Vibration damping of platform structures excited by distributed loads using modified acoustic black holes

Abstract

In industries, vibrations generated from machinery propagate in structures causing noise and failures of systems. To prevent the propagation of vibrations from a source to another component, platforms and anti-vibration mounts are used as a combined form. Here, a platform is a component supporting a machine and an anti-vibration mount is a component, which prevents the propagation of vibrations. In an isolated platform, which consists of a platform and anti-vibration mounts, the mounts block the transmission of vibrations, whereas vibrations remaining in the platform causes vibration-induced noise. Therefore, there is a need to reduce vibrations in isolated platforms.
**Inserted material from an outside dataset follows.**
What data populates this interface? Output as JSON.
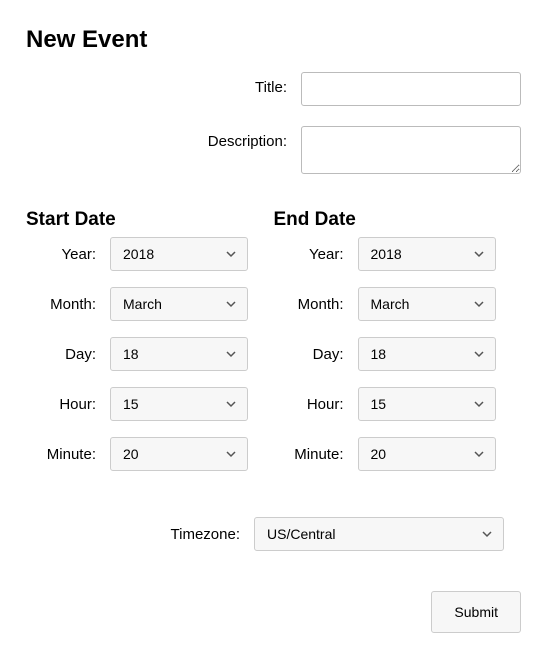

The aim of this study is to reduce vibrations remaining in isolated platforms using acoustic black holes that absorb flexural waves. Unlike a method to attach acoustic black holes to a thin plate based on 2D structural intensity analysis, this study investigates a method to attach acoustic black holes to a structure based on 3D structural intensity fields. Next, considering that actual excitations are typically frequency-dependent, the study finds improved locations and directions for attaching acoustic black holes in platforms excited by frequency-dependent forces. Lastly, considering real industrial environments, it proposes an improved method for applying acoustic black holes on platforms where the available space for attachment is restricted due to machinery installed on top. Through this process, the feasibility of applying acoustic black holes in industrial environments is enhanced.